Hello all!  I have a guest post by Ally K. Adams up!  (Yes, I know it’s been awhile, I had a keyboard issue and I had to special order a keyboard for my laptop!)  She lives in the nice state I live in where we have more cows than people!  And onto her lovely post about an experience she had being a real live hero!  (Of course, this one is a tad different!)

Ally K. Adams:

What part of Montana do you live in? Are you a transplant or were you born & raised here? I’m a transplant from Seattle (as you read in my bio).

So I’m going to share my experience with you in a story cuz, well, that’s what I do. 🙂

I’m sitting at home on a Friday night debating what to do. Being the party animal I am, I don’t know of any fun hangouts and all my friends have FTFs (Friends That Fu… um… Fraternize), leaving me all by myself. Before I break into a Celine Dion song, my phone rings. I jump at it, excited that one of my friends is choosing me instead of a little action. Before I even answer, I’m already mentally throwing clothes out of my closet to find the perfect club outfit.

“We have a callout. How soon can you be at the Mt. Molly Campground?”

Every cell in my body comes to a screeching halt as I jump off the couch. Gone is my excitement that I won’t be drinking alone on a Friday night. I already know the outfit I’ll be wearing tonight and rush into my SAR uniform, strap on my duty belt, and race out the door. The adrenaline you feel on a callout is hard to describe. A mix of thrill, anticipation, excitement, and even fear battles for dominance. Thrill wins out and I step on the gas, pushing the speed limit. I have no idea what I’m going to face when I pull into the campground, so when I see several other reserve deputies already on scene, I’m disappointed I didn’t arrive sooner. They probably already handed out assignments and I’m going to be stuck on some sh*t job no one else wanted. I hurry out of my rig and over to the briefing, hoping I’m not too late to get a good assignment, when the sound of chuckling slows me down. No, not just chuckling. Snorts! Snickers! Out-and-out belly laughter. What the hell?

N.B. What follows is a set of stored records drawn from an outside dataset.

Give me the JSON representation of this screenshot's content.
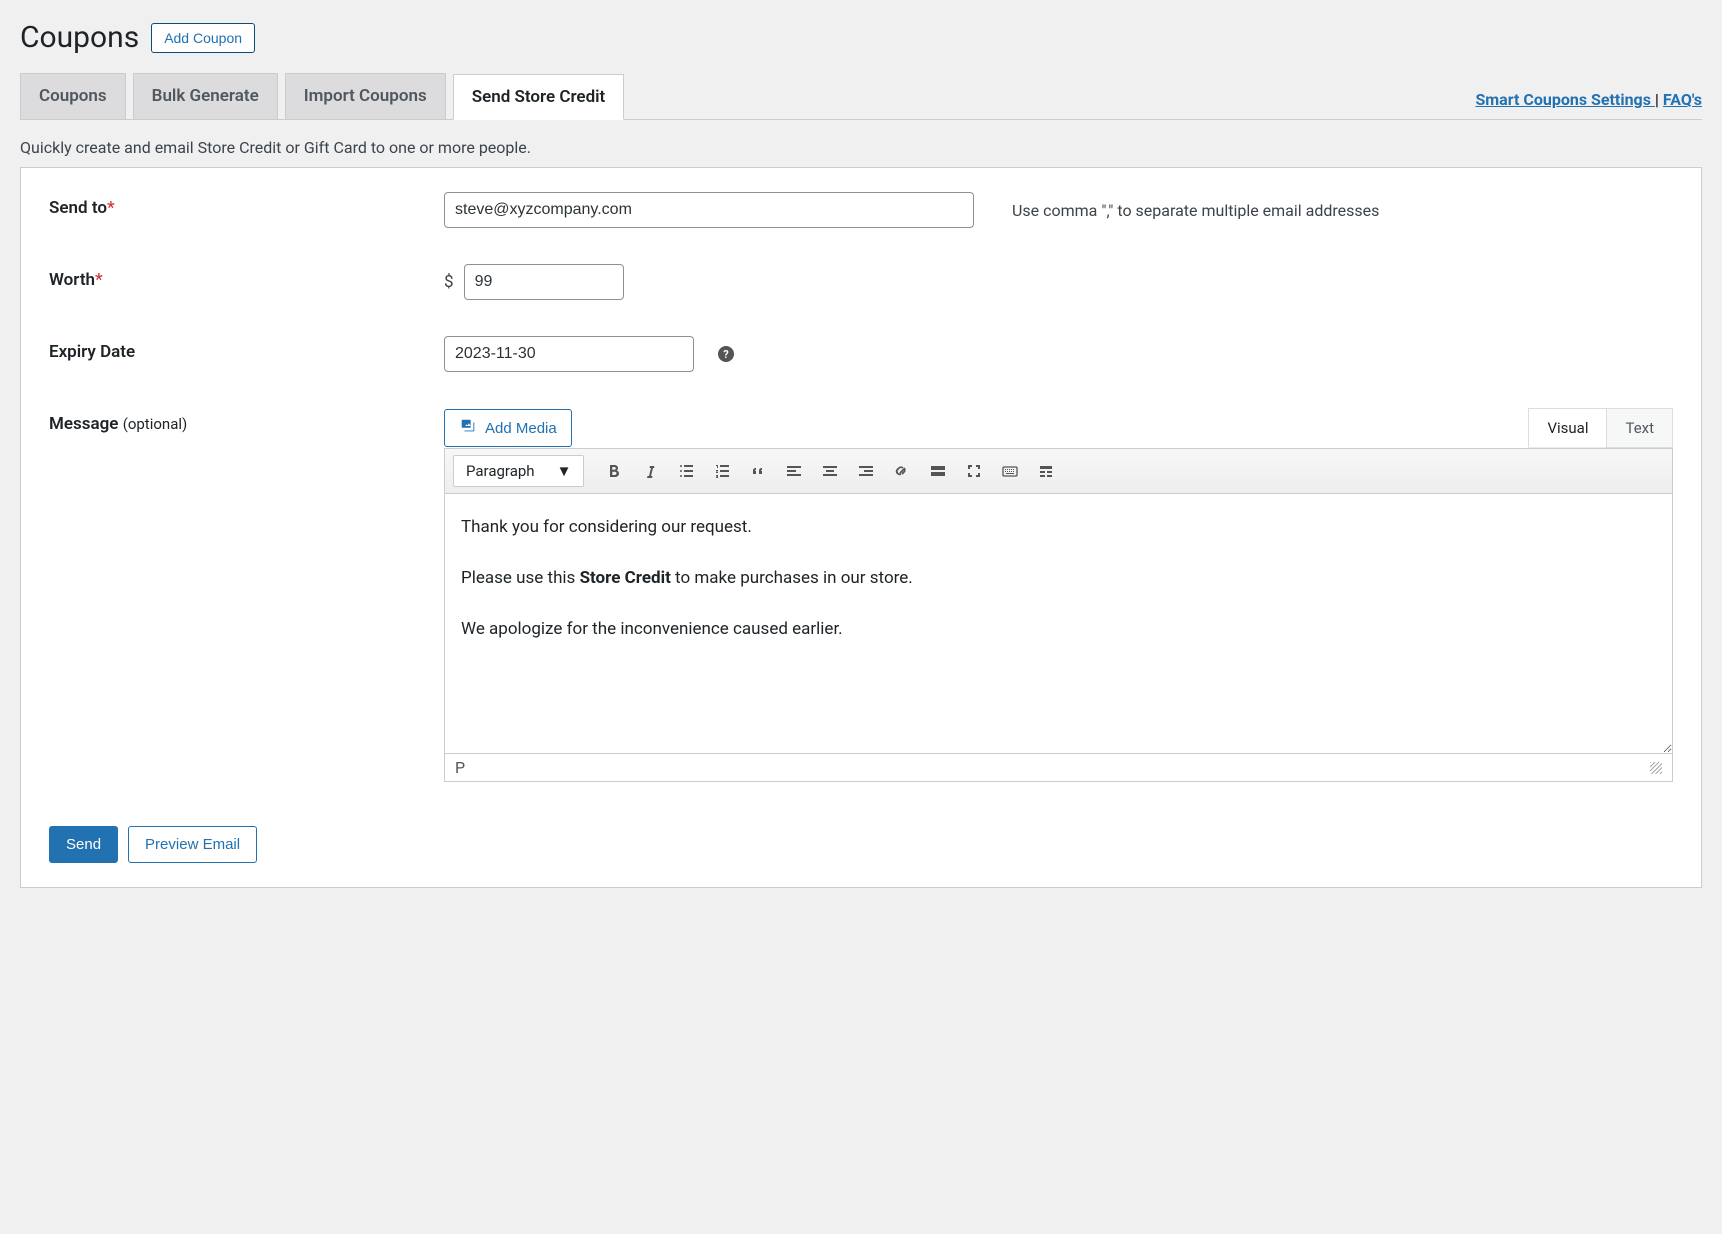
{
  "header": {
    "title": "Coupons",
    "add_button": "Add Coupon"
  },
  "tabs": {
    "items": [
      {
        "label": "Coupons"
      },
      {
        "label": "Bulk Generate"
      },
      {
        "label": "Import Coupons"
      },
      {
        "label": "Send Store Credit"
      }
    ],
    "right_links": {
      "settings": "Smart Coupons Settings ",
      "separator": "| ",
      "faqs": "FAQ's"
    }
  },
  "subtitle": "Quickly create and email Store Credit or Gift Card to one or more people.",
  "form": {
    "send_to": {
      "label": "Send to",
      "value": "steve@xyzcompany.com",
      "hint": "Use comma \",\" to separate multiple email addresses"
    },
    "worth": {
      "label": "Worth",
      "currency": "$",
      "value": "99"
    },
    "expiry": {
      "label": "Expiry Date",
      "value": "2023-11-30",
      "help": "?"
    },
    "message": {
      "label": "Message ",
      "optional_text": "(optional)",
      "add_media": "Add Media",
      "mode_tabs": {
        "visual": "Visual",
        "text": "Text"
      },
      "format_select": "Paragraph",
      "body": {
        "p1": "Thank you for considering our request.",
        "p2_pre": "Please use this ",
        "p2_bold": "Store Credit",
        "p2_post": " to make purchases in our store.",
        "p3": "We apologize for the inconvenience caused earlier."
      },
      "status_path": "P"
    }
  },
  "actions": {
    "send": "Send",
    "preview": "Preview Email"
  }
}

I round the corner of the communications van we use as our incident command center and skid to a stop. I’m the only female on the scene. The instant I’m spotted, the laughter stops. Heat burns my cheeks as I meet every last set of eyes on me. I no longer feel anything but embarrassment as it suffocates me. “What?” I ask.

Ed, one of the commanders, pulls me aside and explains the situation and the more detail he gives me, the more I understand why they are laughing so hard. It seems our subject was at a party and had to pee, so he steps away from the fire, whips it out, and proceeds to do his business. Someone shouts, “It’s the cops!” and everyone scatters, leaving our poor subject alone, his unit exposed, and now freaking out since he’s a minor. In a panic, he zips fast. He then screams as he literally zipped off one of his testicles. The details are a bit hazy on this part, but from what I remember, one of his boys popped out of the wound and went exploring on his own. And that, my friend, is what we are here to search for.

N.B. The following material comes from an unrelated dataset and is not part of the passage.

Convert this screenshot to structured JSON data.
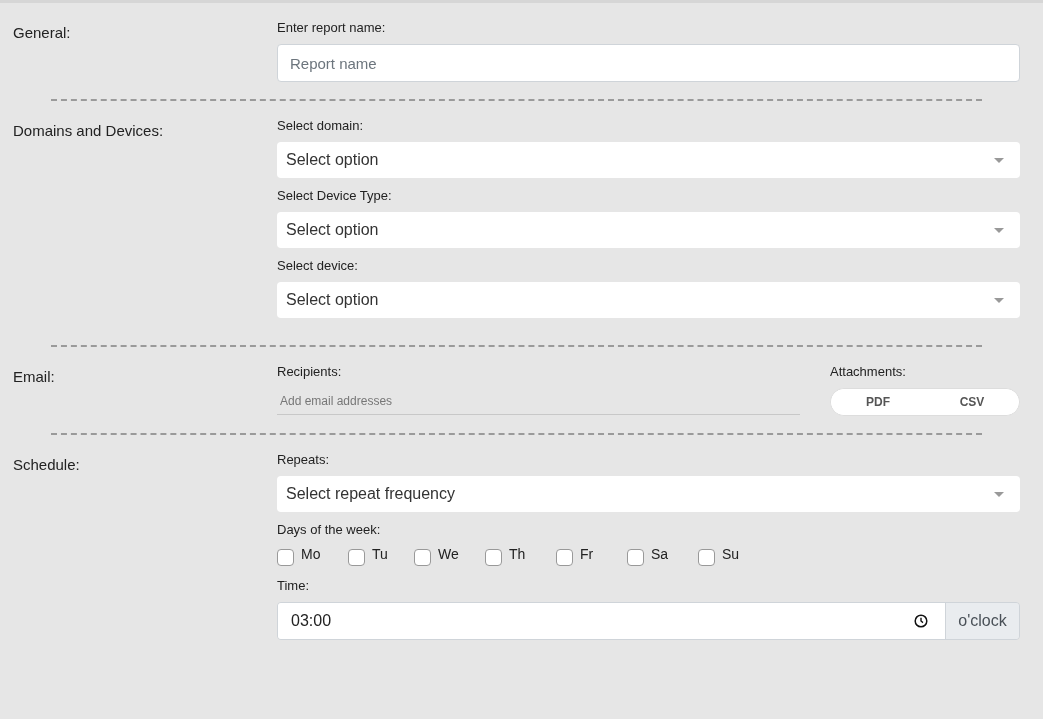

Luckily, we have dog units and by daybreak, we have subject’s missing testi in custody. I will say that, despite the circumstances of the loss, when you call us in, we do take it seriously. Did I giggle most of the night? Absolutely. Up until tonight I had no idea what a testi looked like outside of its little home. Now I do. And I can’t unsee that.

Once we debrief, I drag my butt home and fall on my bed, still in uniform. I can’t believe I just spent all night searching for a testicle. This puts a whole new spin on letting the boys out to breathe. I stare at the ceiling as exhaustion takes over. Slowly I slide my lids closed and dream about–what else–testicles.

There’s my story on one of the funniest searches I’ve ever been on. I don’t think adrenaline gives you that rush that makes you want to run out and bang everything. I’d think it’s more like near-death experiences that do that. But that’s a story for another blog. 🙂

And I’m still laughing my ass off while trying to post this!  Thanks, Ally!  That’s a great (abet horrible) story!  Poor guy.  Still hilarious though!